Occasionally me and another actual honest person have disagreed about the literal meaning of a question in real-life information exchanges; I thought he had an invalid theory of “deception” but in reality he had different desiderata asking the question than I thought, so his different demarcation of a dishonest answer was natural.
However, I recognize that the above logic can turn you evil, so in general I don’t use it when interacting with People, although I will still occasionally use the self-modification trick.
As a child I did not lie and was subtly punished for it. As an adult I started lying and it’s pretty cool and useful, although it’s quite skill-intensive. I might experiment with lying more because it seems very powerful. I do not think lying is like cigarettes.
I’m giving a detailed answer that goes into how I lie, but to be clear I’m exceptionally scrupulous about honesty and expect I lie extremely rarely by “normal standards.” Even now I want to edit that “extremely” to a “very” or “quite” because it’s not possible that regular people lie that often… right? I confidently expect that in the future people who are curious or curious-but-flinching can ask me about a topic and receive a true answer, unless we reach a level of normalized social violence which will make it obvious-to-both-of-us that truth is extremely rare.

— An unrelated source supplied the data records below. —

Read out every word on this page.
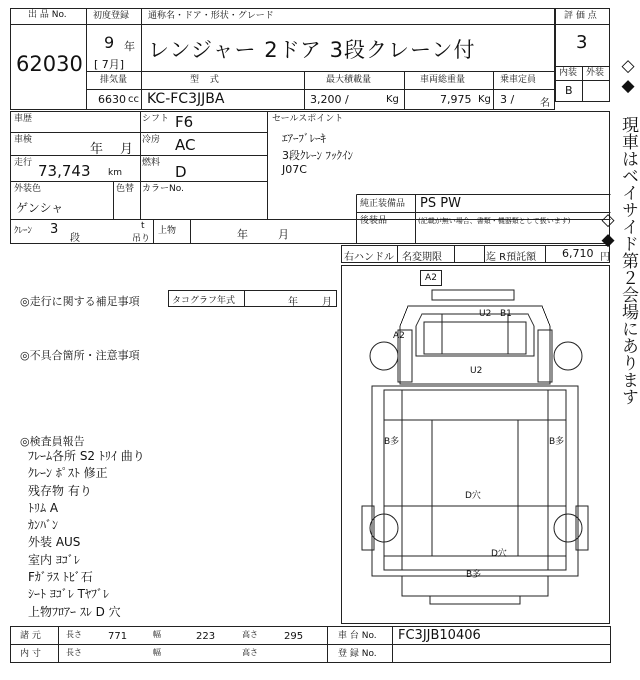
出 品 No.
62030
初度登録 通称名・ドア・形状・グレード
9 年
[ 7月]
レンジャー 2ドア 3段クレーン付
評 価 点
3
内装 外装
B
排気量	型 式	最大積載量	車両総重量	乗車定員
6630 cc KC-FC3JJBA	3,200 /	Kg	7,975 Kg 3 /	名
車歴	シフト F6
車検
年 月
冷房 AC
走行 73,743 km
燃料 D
外装色	色替 カラーNo.
ゲンシャ
ｸﾚｰﾝ 3
段
t
吊り
上物	年	月
セールスポイント
ｴｱｰﾌﾞﾚｰｷ
3段ｸﾚｰﾝ ﾌｯｸｲﾝ
J07C
純正装備品 PS PW
後装品	(記載が無い場合、書類・機器類として扱います)
右ハンドル 名変期限	迄 R預託額 6,710 円
◎走行に関する補足事項	タコグラフ年式	年 月
◎不具合箇所・注意事項
◎検査員報告
ﾌﾚｰﾑ各所 S2 ﾄﾘｲ 曲り
ｸﾚｰﾝ ﾎﾟｽﾄ 修正
残存物 有り
ﾄﾘﾑ A
ｶﾝﾊﾞﾝ
外装 AUS
室内 ﾖｺﾞﾚ
Fｶﾞﾗｽ ﾄﾋﾞ石
ｼｰﾄ ﾖｺﾞﾚ Tﾔﾌﾞﾚ
上物ﾌﾛｱｰ ｽﾚ D 穴
A2
U2 B1
A2
U2
B多	B多
D穴
D穴
B多
諸 元	長さ	771	幅	223	高さ	295	車 台 No. FC3JJB10406
内 寸	長さ	幅	高さ	登 録 No.
◇◆ 現車はベイサイド第２会場にあります ◇◆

I refactored my thinking similarly a while ago.
However, I feel like traditional virtue-ethical notions e.g. “courage,” “integrity,” have the same adversarial Goodharting problem (3) as in your critique of utilitarianism. “Loyalty is when you obey the Master,” “courage is when you go to war against the Enemy without fearing death,” etc. I suspect utilitarianism is maybe only barely worse than other ethical systems in regards to (2). It’s worthwhile to compare EA against regular humans. I don’t really understand either.
I think of virtue ethics as something like “being a healthy and functional cog in the Humanity machine,” where the Humanity machine is ultimately utilitarian.
Further, I think a lot of arguments for utilitarian behaviors “pass through” to virtue ethics insofar as we think that traits like “ambition” and “scope sensitivity” are virtues. I think they are: seeing their characteristic absence has a similar sliminess to seeing a cowardly or slavish person.
(Sometimes it’s just a lack of underlying numeracy, which I would not consider a lack of virtue but rather of education. I spoke to a man who said he wouldn’t suck a dick for a billion dollars, because he just couldn’t. I walked him through the size of a billion, and he changed his mind.)